The format of the YAML file configuration can be referenced at [https://docs.evalsone.com/Faq/Metrics/setting_custom_rating_metrics/].
PolyEval can freely integrate hundreds of large language models for evaluation through UnionLLM, and it also uses LangChain for embedding models.
For example, if you need to use OpenAI's gpt-4o model when calling the Faithfulness evaluator, you can configure it as follows:
kwargs = {}
kwargs[`llm`] = {`provider`: `openai`, `model`: `gpt-4o`, `temperature`: 0.0}
eval_results = evaluate(dataset, [faithfulness], "en", **kwargs)
If you switch to a model provided by Anthropic, you only need to update the dictionary to:
kwargs = {}
kwargs[`llm`] = {`provider`: `anthropic`, `model`: `claude-3-orpus`, `temperature`: 0.0}
eval_results = evaluate(dataset, [faithfulness], "en", **kwargs)
The method for calling various large models through UnionLLM can be referred to: https://github.com/EvalsOne/UnionLLM.
If you need to use an embedding model in the evaluation, you can configure it as follows:
kwargs = {}
kwargs[`embedding`] = {`provider_cls`: `OpenAIEmbeddings`, `model`: `text-embedding-3-large`}
At present, provider_cls
temporarily only supports OpenAIEmbeddings, CohereEmbeddings, and BaichuanTextEmbeddings. Future versions will expand to support more embedding models.

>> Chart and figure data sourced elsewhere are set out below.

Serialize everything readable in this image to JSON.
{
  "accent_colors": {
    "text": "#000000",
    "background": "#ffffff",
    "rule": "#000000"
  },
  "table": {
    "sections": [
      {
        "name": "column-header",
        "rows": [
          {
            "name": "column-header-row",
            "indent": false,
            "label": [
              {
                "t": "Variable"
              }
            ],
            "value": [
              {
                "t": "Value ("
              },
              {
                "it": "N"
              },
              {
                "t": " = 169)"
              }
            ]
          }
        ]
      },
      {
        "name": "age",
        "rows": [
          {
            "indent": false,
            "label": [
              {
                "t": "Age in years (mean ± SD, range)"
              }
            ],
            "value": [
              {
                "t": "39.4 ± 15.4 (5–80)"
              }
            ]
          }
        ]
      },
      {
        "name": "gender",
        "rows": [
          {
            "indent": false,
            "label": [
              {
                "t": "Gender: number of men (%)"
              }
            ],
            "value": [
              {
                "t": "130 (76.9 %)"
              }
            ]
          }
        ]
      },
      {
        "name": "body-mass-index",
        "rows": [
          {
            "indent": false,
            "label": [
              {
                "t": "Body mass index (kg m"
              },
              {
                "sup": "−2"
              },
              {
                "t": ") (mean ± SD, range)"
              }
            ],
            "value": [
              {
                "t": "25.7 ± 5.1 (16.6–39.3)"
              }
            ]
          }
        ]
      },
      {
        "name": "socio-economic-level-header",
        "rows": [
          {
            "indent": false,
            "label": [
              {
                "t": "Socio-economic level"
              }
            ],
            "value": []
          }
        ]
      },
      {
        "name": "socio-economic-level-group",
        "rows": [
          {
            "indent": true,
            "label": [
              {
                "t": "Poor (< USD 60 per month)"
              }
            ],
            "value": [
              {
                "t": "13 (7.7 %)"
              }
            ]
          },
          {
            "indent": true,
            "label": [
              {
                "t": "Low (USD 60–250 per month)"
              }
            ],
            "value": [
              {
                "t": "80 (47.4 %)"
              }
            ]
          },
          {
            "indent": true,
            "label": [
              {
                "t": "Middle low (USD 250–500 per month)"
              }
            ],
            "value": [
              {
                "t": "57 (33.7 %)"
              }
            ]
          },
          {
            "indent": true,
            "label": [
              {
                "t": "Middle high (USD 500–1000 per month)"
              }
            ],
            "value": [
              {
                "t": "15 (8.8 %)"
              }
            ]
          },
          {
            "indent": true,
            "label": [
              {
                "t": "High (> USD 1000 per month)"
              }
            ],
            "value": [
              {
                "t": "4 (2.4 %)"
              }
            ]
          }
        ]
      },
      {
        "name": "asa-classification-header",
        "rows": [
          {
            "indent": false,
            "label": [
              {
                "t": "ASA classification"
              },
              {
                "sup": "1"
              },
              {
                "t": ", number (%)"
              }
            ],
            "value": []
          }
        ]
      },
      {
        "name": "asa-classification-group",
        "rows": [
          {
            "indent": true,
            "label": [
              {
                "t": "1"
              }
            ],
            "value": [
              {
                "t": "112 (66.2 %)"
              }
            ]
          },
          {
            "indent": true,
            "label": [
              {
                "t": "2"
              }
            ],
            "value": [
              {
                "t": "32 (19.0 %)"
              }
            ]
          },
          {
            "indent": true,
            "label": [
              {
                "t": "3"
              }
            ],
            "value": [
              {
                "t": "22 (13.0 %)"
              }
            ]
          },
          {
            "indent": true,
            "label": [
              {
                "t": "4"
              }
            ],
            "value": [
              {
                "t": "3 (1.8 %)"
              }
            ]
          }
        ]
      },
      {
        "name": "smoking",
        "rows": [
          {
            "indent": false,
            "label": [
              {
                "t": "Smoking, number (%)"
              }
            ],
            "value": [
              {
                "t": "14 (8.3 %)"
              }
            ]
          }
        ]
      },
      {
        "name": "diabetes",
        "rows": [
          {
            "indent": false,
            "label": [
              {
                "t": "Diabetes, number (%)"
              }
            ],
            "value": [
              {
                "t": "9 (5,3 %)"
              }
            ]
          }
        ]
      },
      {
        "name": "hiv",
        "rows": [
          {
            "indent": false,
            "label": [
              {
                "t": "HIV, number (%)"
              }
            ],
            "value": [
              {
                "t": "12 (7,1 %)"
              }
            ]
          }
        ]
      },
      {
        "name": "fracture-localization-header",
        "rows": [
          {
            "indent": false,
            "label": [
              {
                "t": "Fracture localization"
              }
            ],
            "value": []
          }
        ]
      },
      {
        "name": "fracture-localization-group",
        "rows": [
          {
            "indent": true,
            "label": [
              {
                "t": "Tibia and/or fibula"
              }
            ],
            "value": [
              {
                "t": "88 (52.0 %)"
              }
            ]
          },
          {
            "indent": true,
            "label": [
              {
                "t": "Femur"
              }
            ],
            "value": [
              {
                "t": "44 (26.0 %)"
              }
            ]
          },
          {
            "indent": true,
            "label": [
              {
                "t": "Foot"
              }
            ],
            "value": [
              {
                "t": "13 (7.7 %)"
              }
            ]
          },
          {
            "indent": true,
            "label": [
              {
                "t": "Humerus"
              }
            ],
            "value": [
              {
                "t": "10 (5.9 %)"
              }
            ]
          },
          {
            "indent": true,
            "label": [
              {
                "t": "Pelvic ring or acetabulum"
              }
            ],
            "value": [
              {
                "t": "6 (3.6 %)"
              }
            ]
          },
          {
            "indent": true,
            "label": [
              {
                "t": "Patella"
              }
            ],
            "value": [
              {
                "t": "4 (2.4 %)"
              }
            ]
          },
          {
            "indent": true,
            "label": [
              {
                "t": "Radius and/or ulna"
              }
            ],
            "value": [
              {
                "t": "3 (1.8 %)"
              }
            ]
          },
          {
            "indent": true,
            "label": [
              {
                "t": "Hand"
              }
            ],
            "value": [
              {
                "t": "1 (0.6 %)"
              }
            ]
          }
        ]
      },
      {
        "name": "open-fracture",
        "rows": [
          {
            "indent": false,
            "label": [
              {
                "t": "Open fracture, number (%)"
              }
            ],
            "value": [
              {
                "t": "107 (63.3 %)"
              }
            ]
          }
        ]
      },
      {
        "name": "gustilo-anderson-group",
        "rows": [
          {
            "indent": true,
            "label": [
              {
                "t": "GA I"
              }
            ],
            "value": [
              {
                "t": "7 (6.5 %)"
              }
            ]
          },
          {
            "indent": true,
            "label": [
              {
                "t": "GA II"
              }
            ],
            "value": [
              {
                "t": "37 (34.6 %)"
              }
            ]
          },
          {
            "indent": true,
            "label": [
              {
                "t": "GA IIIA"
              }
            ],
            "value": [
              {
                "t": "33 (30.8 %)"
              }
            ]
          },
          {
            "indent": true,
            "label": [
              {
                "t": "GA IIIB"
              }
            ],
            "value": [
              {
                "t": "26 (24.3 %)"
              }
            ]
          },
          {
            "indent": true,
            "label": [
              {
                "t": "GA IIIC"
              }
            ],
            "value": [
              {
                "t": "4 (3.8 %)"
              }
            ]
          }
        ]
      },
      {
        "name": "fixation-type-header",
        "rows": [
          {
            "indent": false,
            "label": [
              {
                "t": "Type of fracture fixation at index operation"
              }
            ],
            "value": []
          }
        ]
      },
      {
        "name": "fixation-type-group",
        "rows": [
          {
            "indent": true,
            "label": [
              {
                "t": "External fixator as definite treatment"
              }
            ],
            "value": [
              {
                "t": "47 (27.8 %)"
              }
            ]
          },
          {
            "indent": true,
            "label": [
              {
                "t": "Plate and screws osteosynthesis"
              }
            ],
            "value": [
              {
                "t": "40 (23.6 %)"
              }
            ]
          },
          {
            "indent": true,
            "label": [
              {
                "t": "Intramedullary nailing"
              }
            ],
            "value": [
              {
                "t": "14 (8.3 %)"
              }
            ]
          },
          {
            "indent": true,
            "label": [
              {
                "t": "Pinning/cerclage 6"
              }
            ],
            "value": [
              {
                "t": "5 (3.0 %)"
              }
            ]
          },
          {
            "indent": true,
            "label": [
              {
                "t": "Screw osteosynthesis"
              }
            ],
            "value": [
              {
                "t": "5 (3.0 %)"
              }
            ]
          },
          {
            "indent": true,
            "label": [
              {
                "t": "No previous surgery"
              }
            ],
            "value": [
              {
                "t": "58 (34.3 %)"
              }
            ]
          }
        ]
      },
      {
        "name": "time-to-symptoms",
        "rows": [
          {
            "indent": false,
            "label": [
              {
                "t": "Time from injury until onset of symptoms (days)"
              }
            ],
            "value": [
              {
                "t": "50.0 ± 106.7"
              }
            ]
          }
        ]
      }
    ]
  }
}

PolyEval offers a series of unit testing scripts that can be tested in batch as follows. You need to install pytest before testing, and set the necessary large model environment variables such as API Key in the script.
pytest tests
Alternatively, you can run a single test (ignoring warnings) as follows:
pytest tests/test_faithfulness.py -W ignore
EvalsOne is a comprehensive solution for evaluating LLM systems. It not only provides a cloud-based evaluation environment where all evaluators in PolyEval can run, but also offers convenient sample management, model calls, visualization of results, and functionality such as iterating evaluations through Forks. Learn more
PolyEval welcomes community participation and contributions. Users can participate in the development of the project by submitting code, improving documentation, providing multilingual prompt templates, or offering new evaluator algorithms. Active community involvement will help continuously enhance the functionality and performance of PolyEval, driving the development of large language model evaluation technology.
During the development of this project, we were inspired by Ragas, OpenAI Evals, and referred to their implementation code and evaluation configurations. We express our deep gratitude here.
If there are any additional sections in need of translation, please let me know!